Ho avuto l’occasione di visitare Parigi qualche anno fa. Pochi giorni ma gli occhi non si saziavano mai di guardare. Le vie famose, i celebri monumenti. Le tracce della storia e dei suoi miti. L’ho paragonata subito a una donna. Bella nel suo pallore senza trucco alla luce del giorno, quasi diafana nei colori dei suoi palazzi storici. Elegante ma essenziale, vezzosa ma non estrosa. La notte invece, tutta un’altra “persona”. la magia delle luci, le “lumières” che la identificano, la trasformano completamente. Diventa una “donna” non solo bellissima, ma maestosa, regale. Una splendida dama imperiale, ingioiellata e seduttiva, voluttuosa ma sfuggente. Eterea e fisica. Una visione che lascia senza fiato.

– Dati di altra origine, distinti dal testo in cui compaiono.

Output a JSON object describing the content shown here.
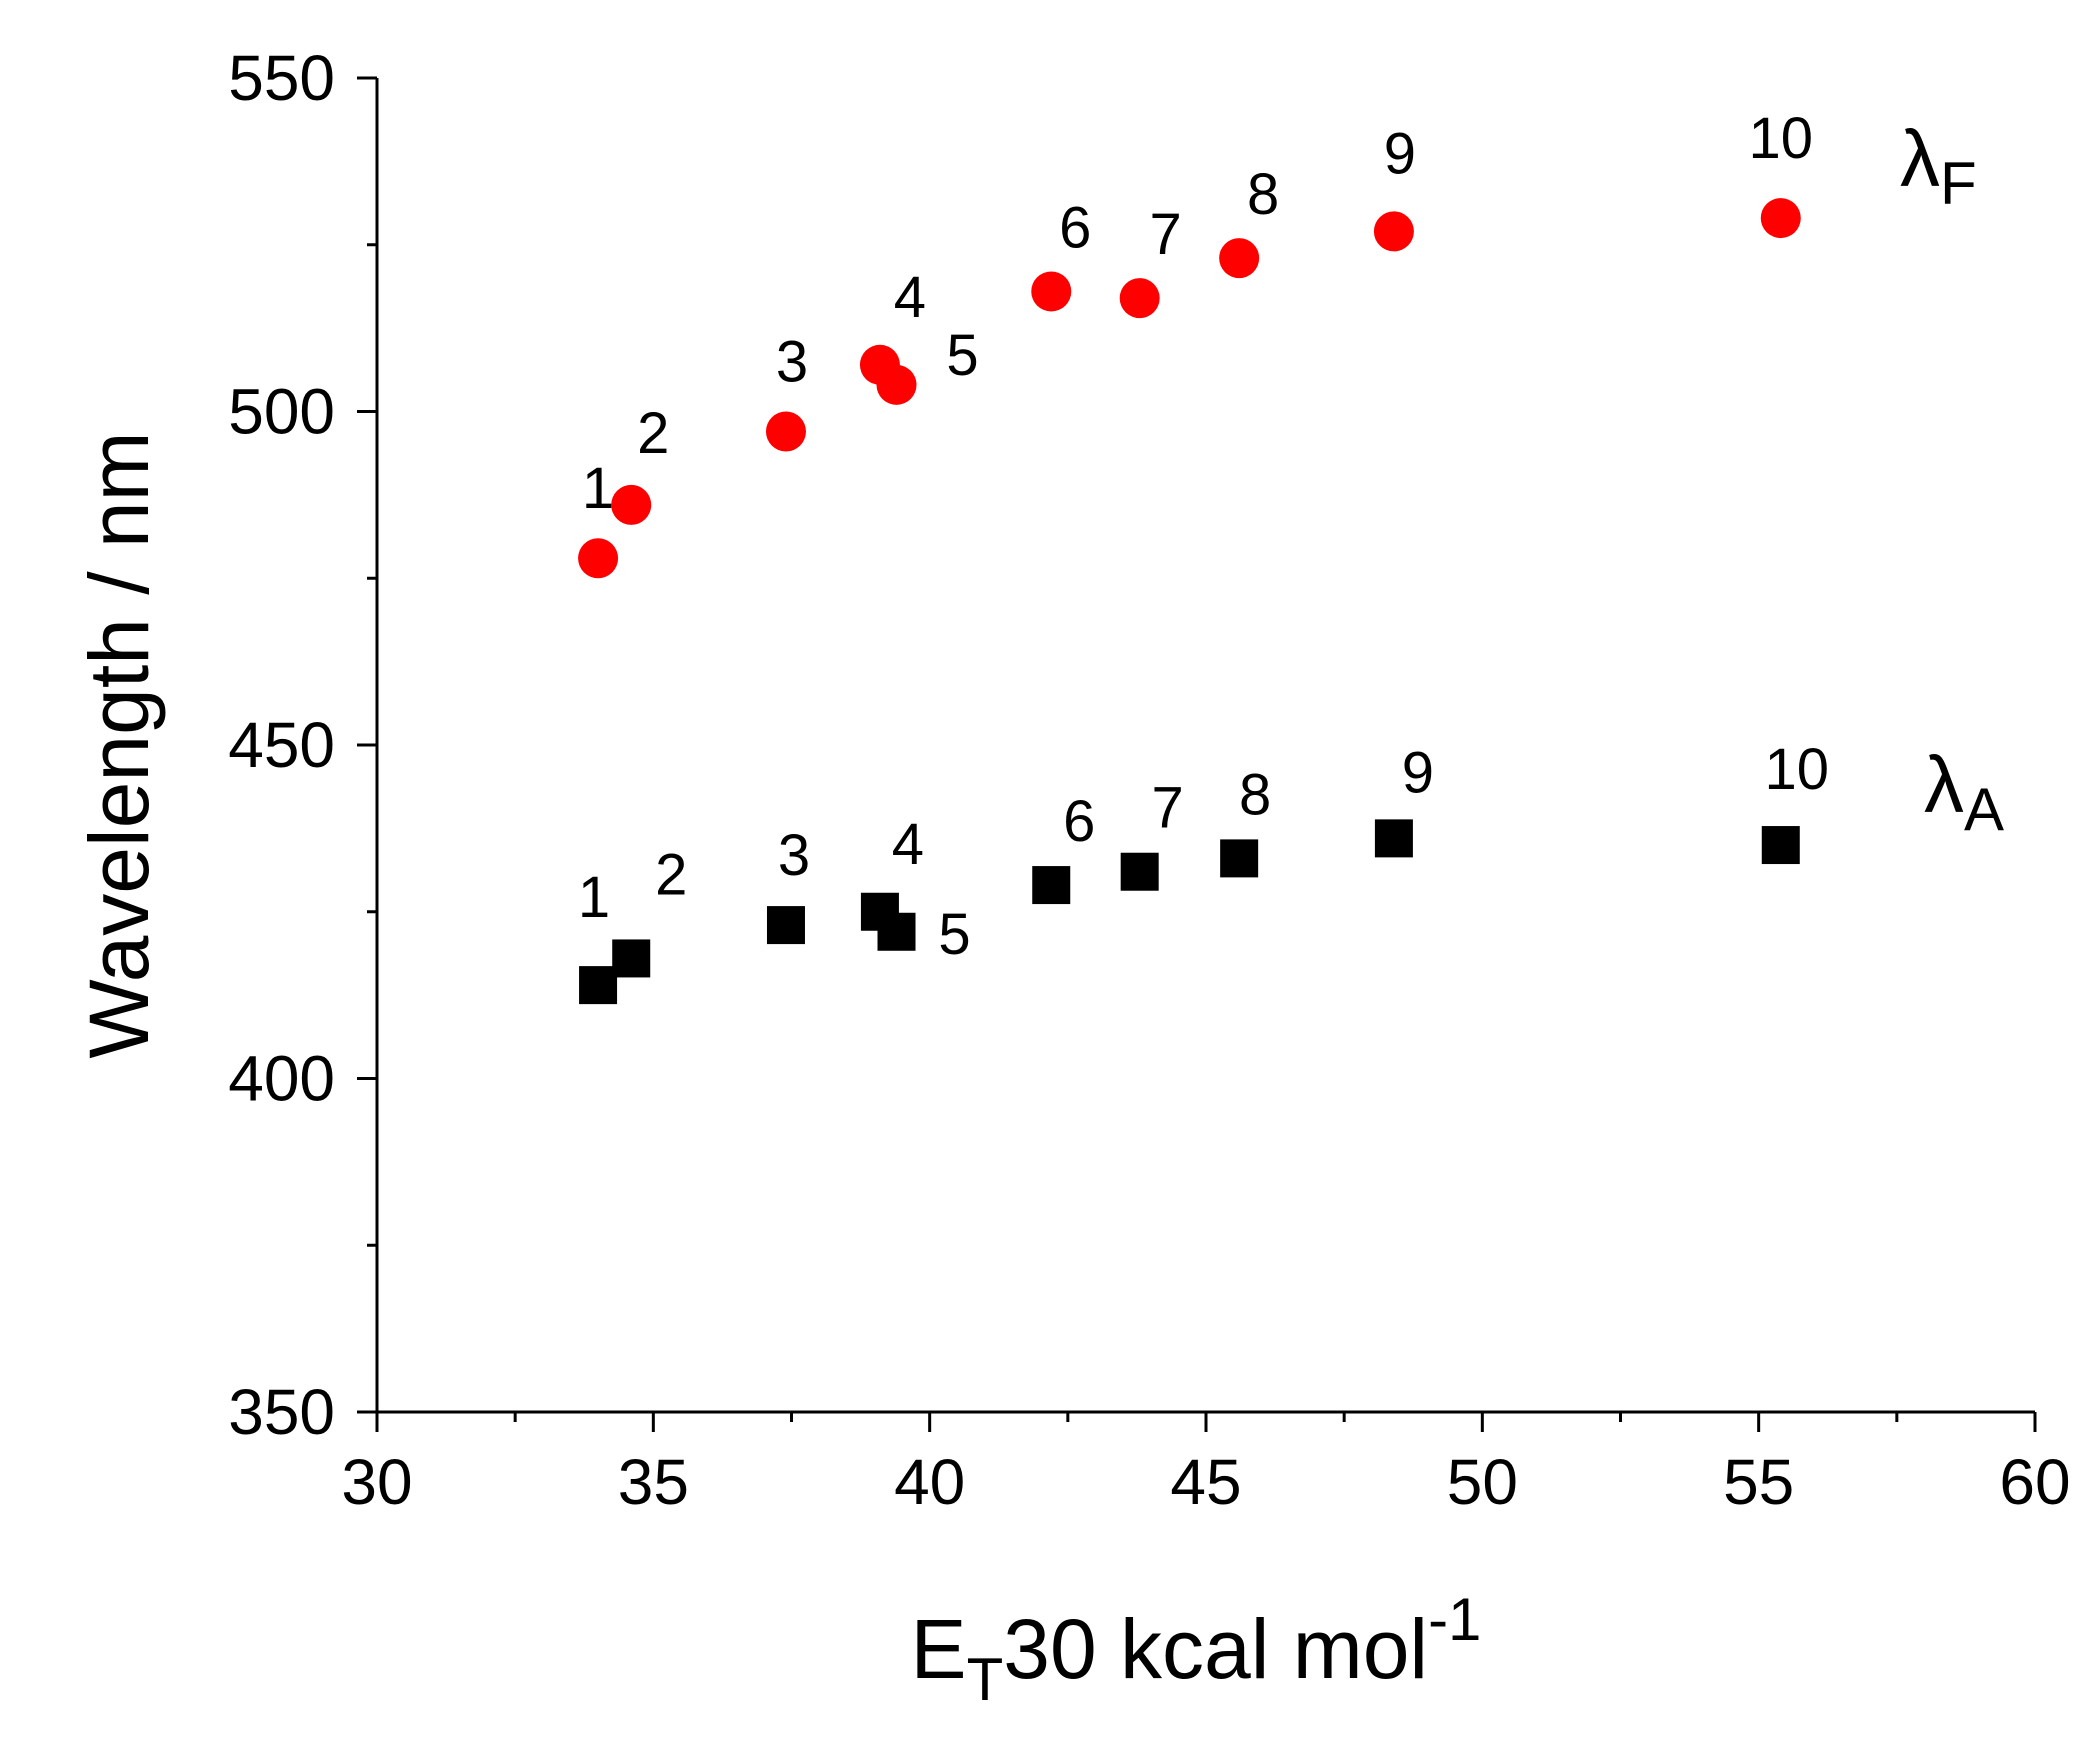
{
  "chart_data": {
    "type": "scatter",
    "title": "",
    "xlabel": {
      "main": "E",
      "sub": "T",
      "rest": "30 kcal mol",
      "sup": "-1"
    },
    "ylabel": "Wavelength / nm",
    "xlim": [
      30,
      60
    ],
    "ylim": [
      350,
      550
    ],
    "x_major_ticks": [
      30,
      35,
      40,
      45,
      50,
      55,
      60
    ],
    "x_tick_labels": [
      "30",
      "35",
      "40",
      "45",
      "50",
      "55",
      "60"
    ],
    "x_minor_step": 2.5,
    "y_major_ticks": [
      350,
      400,
      450,
      500,
      550
    ],
    "y_tick_labels": [
      "350",
      "400",
      "450",
      "500",
      "550"
    ],
    "y_minor_step": 25,
    "grid": false,
    "series": [
      {
        "name": "lambda_F",
        "label_symbol": "λ",
        "label_sub": "F",
        "marker": "circle",
        "color": "#ff0000",
        "points": [
          {
            "id": "1",
            "x": 34.0,
            "y": 478
          },
          {
            "id": "2",
            "x": 34.6,
            "y": 486
          },
          {
            "id": "3",
            "x": 37.4,
            "y": 497
          },
          {
            "id": "4",
            "x": 39.1,
            "y": 507
          },
          {
            "id": "5",
            "x": 39.4,
            "y": 504
          },
          {
            "id": "6",
            "x": 42.2,
            "y": 518
          },
          {
            "id": "7",
            "x": 43.8,
            "y": 517
          },
          {
            "id": "8",
            "x": 45.6,
            "y": 523
          },
          {
            "id": "9",
            "x": 48.4,
            "y": 527
          },
          {
            "id": "10",
            "x": 55.4,
            "y": 529
          }
        ]
      },
      {
        "name": "lambda_A",
        "label_symbol": "λ",
        "label_sub": "A",
        "marker": "square",
        "color": "#000000",
        "points": [
          {
            "id": "1",
            "x": 34.0,
            "y": 414
          },
          {
            "id": "2",
            "x": 34.6,
            "y": 418
          },
          {
            "id": "3",
            "x": 37.4,
            "y": 423
          },
          {
            "id": "4",
            "x": 39.1,
            "y": 425
          },
          {
            "id": "5",
            "x": 39.4,
            "y": 422
          },
          {
            "id": "6",
            "x": 42.2,
            "y": 429
          },
          {
            "id": "7",
            "x": 43.8,
            "y": 431
          },
          {
            "id": "8",
            "x": 45.6,
            "y": 433
          },
          {
            "id": "9",
            "x": 48.4,
            "y": 436
          },
          {
            "id": "10",
            "x": 55.4,
            "y": 435
          }
        ]
      }
    ]
  }
}
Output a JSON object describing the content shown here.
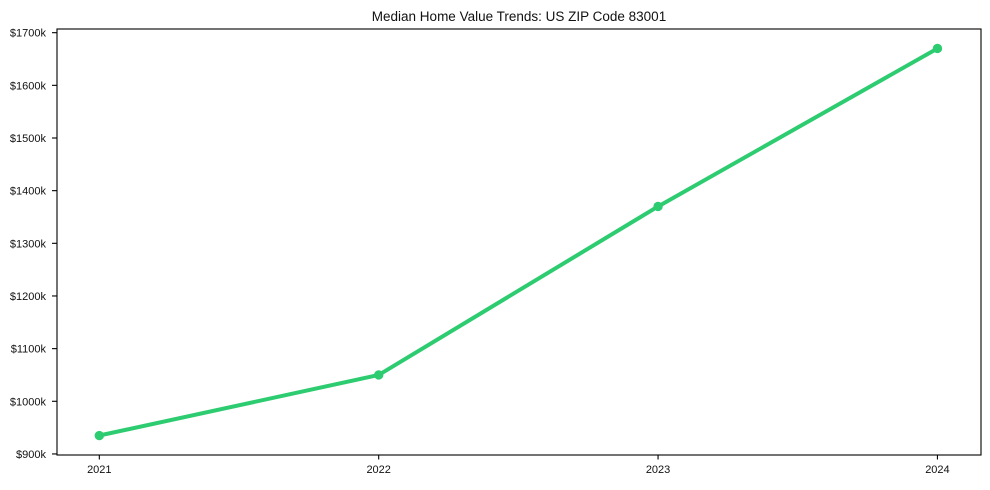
{
  "chart_data": {
    "type": "line",
    "title": "Median Home Value Trends: US ZIP Code 83001",
    "categories": [
      "2021",
      "2022",
      "2023",
      "2024"
    ],
    "values": [
      935,
      1050,
      1370,
      1670
    ],
    "values_unit": "$k",
    "xlabel": "",
    "ylabel": "",
    "y_tick_values": [
      900,
      1000,
      1100,
      1200,
      1300,
      1400,
      1500,
      1600,
      1700
    ],
    "y_tick_labels": [
      "$900k",
      "$1000k",
      "$1100k",
      "$1200k",
      "$1300k",
      "$1400k",
      "$1500k",
      "$1600k",
      "$1700k"
    ],
    "ylim": [
      898,
      1707
    ],
    "grid": false,
    "legend": null,
    "line_color": "#2ecc71",
    "axis_color": "#000000",
    "background_color": "#ffffff"
  }
}
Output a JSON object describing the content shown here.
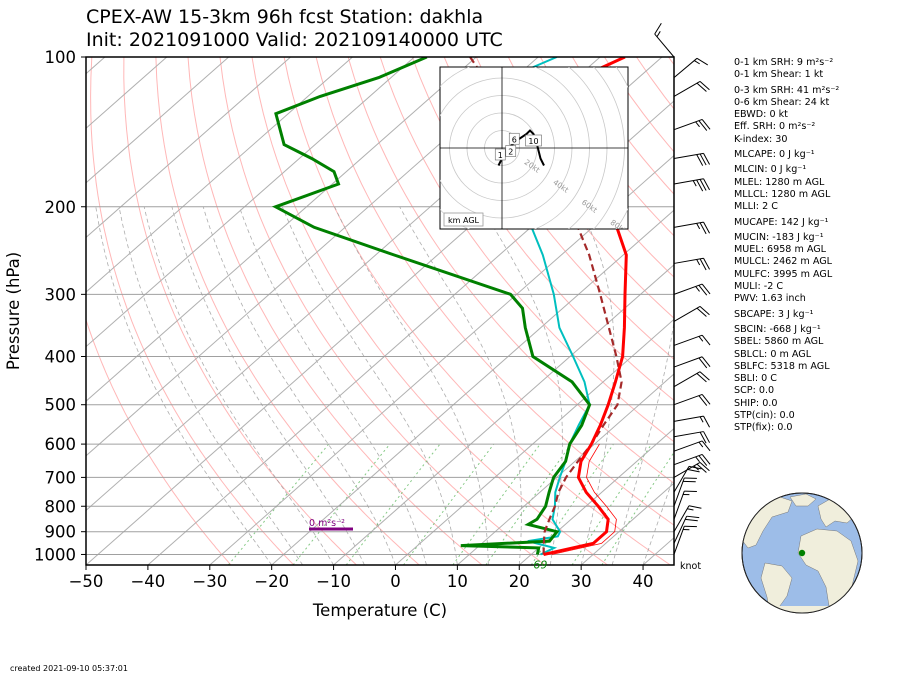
{
  "title_line1": "CPEX-AW 15-3km  96h fcst  Station: dakhla",
  "title_line2": "Init: 2021091000  Valid: 202109140000 UTC",
  "created": "created 2021-09-10 05:37:01",
  "colors": {
    "temperature": "#ff0000",
    "dewpoint": "#008000",
    "wetbulb": "#00bfbf",
    "parcel": "#a52a2a",
    "srh_bar": "#800080",
    "dry_adiabat": "#ff9999",
    "moist_adiabat": "#999999",
    "mixing_ratio": "#66bb66",
    "isobar": "#a0a0a0",
    "globe_ocean": "#9dbde8",
    "globe_land": "#f0eedc",
    "station": "#008000"
  },
  "chart_data": {
    "type": "skew-t",
    "xlabel": "Temperature (C)",
    "ylabel": "Pressure (hPa)",
    "xlim": [
      -50,
      45
    ],
    "ylim": [
      1050,
      100
    ],
    "xticks": [
      -50,
      -40,
      -30,
      -20,
      -10,
      0,
      10,
      20,
      30,
      40
    ],
    "yticks": [
      100,
      200,
      300,
      400,
      500,
      600,
      700,
      800,
      900,
      1000
    ],
    "y_scale": "log",
    "grid": true,
    "wind_unit": "knot",
    "surface_label": "69",
    "srh_label": "0 m²s⁻²",
    "series": [
      {
        "key": "temperature",
        "p": [
          1000,
          950,
          900,
          850,
          800,
          750,
          700,
          650,
          600,
          550,
          500,
          450,
          400,
          350,
          300,
          250,
          200,
          170,
          150,
          130,
          120,
          110,
          100
        ],
        "t": [
          22.0,
          28.0,
          28.0,
          26.0,
          22.0,
          17.5,
          13.5,
          11.0,
          9.5,
          7.5,
          5.0,
          2.0,
          -1.5,
          -6.5,
          -12.5,
          -19.5,
          -31.0,
          -41.0,
          -49.5,
          -58.0,
          -62.0,
          -59.5,
          -56.0
        ]
      },
      {
        "key": "dewpoint",
        "p": [
          1000,
          970,
          960,
          940,
          900,
          870,
          850,
          800,
          750,
          700,
          650,
          600,
          550,
          500,
          450,
          400,
          350,
          320,
          300,
          250,
          220,
          200,
          180,
          170,
          160,
          150,
          130,
          120,
          110,
          100
        ],
        "t": [
          21.0,
          20.0,
          7.0,
          20.5,
          20.0,
          14.0,
          14.5,
          13.5,
          11.5,
          9.5,
          8.5,
          6.0,
          4.5,
          2.0,
          -5.0,
          -16.0,
          -22.5,
          -26.5,
          -31.0,
          -57.0,
          -75.0,
          -85.0,
          -79.0,
          -82.0,
          -88.0,
          -95.0,
          -102.0,
          -98.0,
          -92.0,
          -88.0
        ]
      },
      {
        "key": "wetbulb",
        "p": [
          1000,
          970,
          940,
          920,
          900,
          850,
          800,
          750,
          700,
          650,
          600,
          550,
          500,
          450,
          400,
          350,
          300,
          250,
          200,
          170,
          150,
          130,
          120,
          110,
          100
        ],
        "t": [
          21.5,
          22.5,
          17.0,
          21.0,
          20.5,
          17.0,
          15.0,
          12.5,
          10.5,
          8.5,
          6.0,
          4.0,
          2.0,
          -3.0,
          -9.5,
          -17.0,
          -24.0,
          -33.0,
          -45.0,
          -54.0,
          -62.0,
          -70.0,
          -74.0,
          -71.0,
          -67.0
        ]
      },
      {
        "key": "parcel",
        "p": [
          1000,
          950,
          900,
          850,
          800,
          750,
          700,
          650,
          600,
          550,
          500,
          450,
          400,
          350,
          300,
          250,
          200,
          170,
          150,
          130,
          120,
          110,
          100
        ],
        "t": [
          22.0,
          20.0,
          18.0,
          16.5,
          15.0,
          13.0,
          11.5,
          10.5,
          9.5,
          8.0,
          6.5,
          3.0,
          -2.5,
          -9.0,
          -16.5,
          -25.5,
          -37.5,
          -47.0,
          -55.0,
          -64.0,
          -69.0,
          -75.0,
          -81.0
        ]
      }
    ],
    "hodograph": {
      "label": "km AGL",
      "ring_labels": [
        "20kt",
        "40kt",
        "60kt",
        "80kt"
      ],
      "u": [
        -1,
        0,
        1,
        2,
        4,
        7,
        8,
        9,
        10,
        11,
        12
      ],
      "v": [
        -5,
        -3,
        -1,
        0,
        2,
        4,
        5,
        4,
        1,
        -3,
        -5
      ],
      "height_labels": [
        {
          "text": "1",
          "u": -0.5,
          "v": -2
        },
        {
          "text": "2",
          "u": 2.5,
          "v": -1
        },
        {
          "text": "6",
          "u": 3.5,
          "v": 2.5
        },
        {
          "text": "10",
          "u": 9,
          "v": 2
        }
      ]
    },
    "wind_barbs": [
      {
        "p": 1000,
        "spd": 15,
        "dir": 20
      },
      {
        "p": 950,
        "spd": 20,
        "dir": 25
      },
      {
        "p": 900,
        "spd": 15,
        "dir": 30
      },
      {
        "p": 850,
        "spd": 15,
        "dir": 20
      },
      {
        "p": 800,
        "spd": 20,
        "dir": 20
      },
      {
        "p": 750,
        "spd": 20,
        "dir": 30
      },
      {
        "p": 700,
        "spd": 25,
        "dir": 60
      },
      {
        "p": 660,
        "spd": 25,
        "dir": 70
      },
      {
        "p": 620,
        "spd": 15,
        "dir": 70
      },
      {
        "p": 580,
        "spd": 20,
        "dir": 80
      },
      {
        "p": 540,
        "spd": 15,
        "dir": 80
      },
      {
        "p": 500,
        "spd": 20,
        "dir": 70
      },
      {
        "p": 460,
        "spd": 20,
        "dir": 60
      },
      {
        "p": 420,
        "spd": 20,
        "dir": 70
      },
      {
        "p": 380,
        "spd": 15,
        "dir": 70
      },
      {
        "p": 340,
        "spd": 20,
        "dir": 60
      },
      {
        "p": 300,
        "spd": 25,
        "dir": 70
      },
      {
        "p": 260,
        "spd": 25,
        "dir": 80
      },
      {
        "p": 220,
        "spd": 25,
        "dir": 80
      },
      {
        "p": 180,
        "spd": 35,
        "dir": 80
      },
      {
        "p": 160,
        "spd": 30,
        "dir": 80
      },
      {
        "p": 140,
        "spd": 25,
        "dir": 70
      },
      {
        "p": 120,
        "spd": 20,
        "dir": 60
      },
      {
        "p": 110,
        "spd": 15,
        "dir": 50
      },
      {
        "p": 100,
        "spd": 15,
        "dir": 320
      }
    ]
  },
  "stats": [
    "0-1 km SRH: 9 m²s⁻²",
    "0-1 km Shear: 1 kt",
    "0-3 km SRH: 41 m²s⁻²",
    "0-6 km Shear: 24 kt",
    "EBWD: 0 kt",
    "Eff. SRH: 0 m²s⁻²",
    "K-index: 30",
    "MLCAPE: 0 J kg⁻¹",
    "MLCIN: 0 J kg⁻¹",
    "MLEL: 1280 m AGL",
    "MLLCL: 1280 m AGL",
    "MLLI: 2 C",
    "MUCAPE: 142 J kg⁻¹",
    "MUCIN: -183 J kg⁻¹",
    "MUEL: 6958 m AGL",
    "MULCL: 2462 m AGL",
    "MULFC: 3995 m AGL",
    "MULI: -2 C",
    "PWV: 1.63 inch",
    "SBCAPE: 3 J kg⁻¹",
    "SBCIN: -668 J kg⁻¹",
    "SBEL: 5860 m AGL",
    "SBLCL: 0 m AGL",
    "SBLFC: 5318 m AGL",
    "SBLI: 0 C",
    "SCP: 0.0",
    "SHIP: 0.0",
    "STP(cin): 0.0",
    "STP(fix): 0.0"
  ]
}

Da allora ho continuato a immaginare altre città e altri luoghi personificandoli.
Lo faccio spesso anche con la mia città.
E’ una donna matura, la mia Teramo, ha visto passare tanta storia in mezzo a questi due fiumi che oggi quasi non esistono più. Ha visto passare fenici, romani, borboni e democristiani. Ha dato il nome all’intera regione che dal Gran Sasso arriva al mare.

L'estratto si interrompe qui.